En s'emparant du traité d'Aix-la-Chapelle à coups d'exagérations et de fausses informations, le camp souverainiste lance de fait la campagne des Européennes avec un procès en "trahison mondialiste" à Emmanuel Macron. Il profite de la faible réaction du gouvernement surpris par la tempête sur les réseaux sociaux.

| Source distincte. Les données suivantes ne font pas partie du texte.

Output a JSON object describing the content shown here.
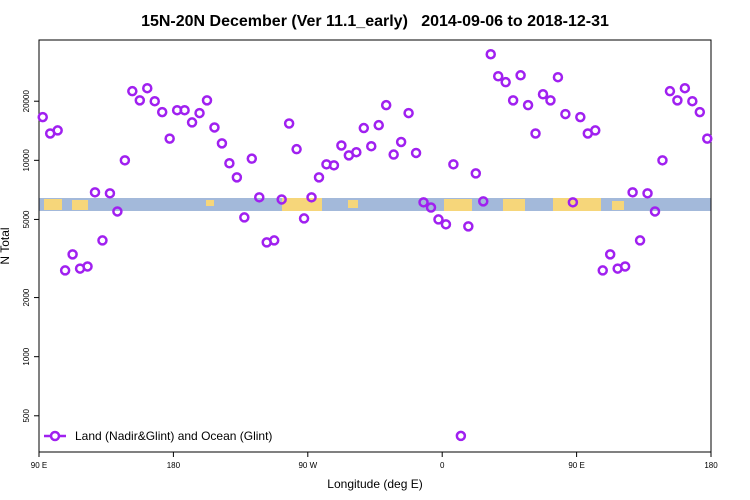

Nicolas Dupont-Aignant et Marine Le Pen le 29 avril 2017, lorsqu’ils étaient alliés pour le second tour de l’élection présidentielle. Aujourd’hui rivaux, ils attaquent séparément le traité d’Aix-la-Chapelle.
Nicolas Dupont-Aignant et Marine Le Pen le 29 avril 2017, lorsqu’ils étaient alliés pour le second tour de l’élection présidentielle. Aujourd’hui rivaux, ils attaquent séparément le traité d’Aix-la-Chapelle. © AFP / GEOFFROY VAN DER HASSELT / AFP

La polémique autour du traité franco-allemand qui sera signé demain à Aix-la-Chapelle par Emmanuel Macron et Angela Merkel a pris une telle ampleur, qu’elle justifie d’y revenir, et d’en tirer au moins trois enseignements.

Première leçon : la campagne des Européennes de mai prochain est bel et bien lancée, et elle promet d’être rude. Marine Le Pen et Nicolas Dupont-Aignant se sont emparés de ce traité, et n’hésitent pas à le pourfendre en ayant recours à une « post-vérité » très en vogue ; c’est-à-dire que la réalité importe moins que les faits alternatifs que l’on assène avec force.

Ils ont décidé de faire de ce texte l’acte d’accusation du procès en « trahison mondialiste » d’Emmanuel Macron. Peu importe qu’il soit faux de dire que l’Alsace et la Lorraine seront « vendues » à l’Allemagne ; ou que, comme l’affirment de concert les deux dirigeants souverainistes, la France s’apprêterait à partager son siège au Conseil de sécurité avec Berlin. Ce n’est pas dans le texte, et la Charte de l’ONU l’interdirait.

L’important est le message de fond qui est distillé : renforcer la coopération avec l’Allemagne, qui est pourtant au cœur de la politique étrangère française depuis un demi-siècle, serait un acte de trahison. C’est paradoxal alors que l’opinion publique y  est largement favorable, mais l’important est de cliver.

Deuxième leçon de cette affaire : le gouvernement a été totalement pris au dépourvu par cette campagne. C’est d’autant plus étonnant qu’il y avait eu en novembre la même désinformation sur le Pacte de Marrakech, et qu’aucune leçon n’en a été tirée. Le texte du traité franco-allemand n’a été mis en ligne que vendredi sur les sites officiels. Après le début de la polémique, donc. Or un texte qui n’est pas disponible est la preuve, à notre époque, qu’on a quelque chose à cacher.

De plus, diffuser un tel texte brut sans un minimum d’explications -qu’y a-t-il de nouveau ? Que se passera-t-il à l’ONU ?...- ne permet pas de contrer des affirmations péremptoires. 

Troisième leçon : dans cette époque de défiance, la politique étrangère doit sortir de son ghetto. Dans de nombreux échanges avec des internautes depuis ma chronique de vendredi, j’ai été interpelé par des citoyens qui ne s’étaient jamais intéressés aux relations franco-allemandes, et qui, dans la quête actuelle de démocratie directe, s’indignaient de ne pas être consultés. Il ne suffit pas de leur répondre que ce traité ne change pas grand-chose en réalité.

Ces internautes s’étonnaient par exemple de découvrir dans le texte que la France et l’Allemagne se promettaient assistance en cas d’agression armée contre l’un ou l’autre ; sans réaliser que c’est déjà le cas depuis des décennies dans le cadre de l’Otan et de l’Union européenne. La France a d’ailleurs activé la solidarité automatique des autres membres de l’UE lors des attentats du 13 novembre 2015. Des rappels qu’il aurait été utile de faire au lecteur profane de ce texte aride.

Il y a suffisamment de raisons de s’indigner dans notre monde pour ne pas en inventer. Mais ça passe assurément par une meilleure information sur les décisions, même celles qui, dans la réalité, tiennent d'abord de la symbolique.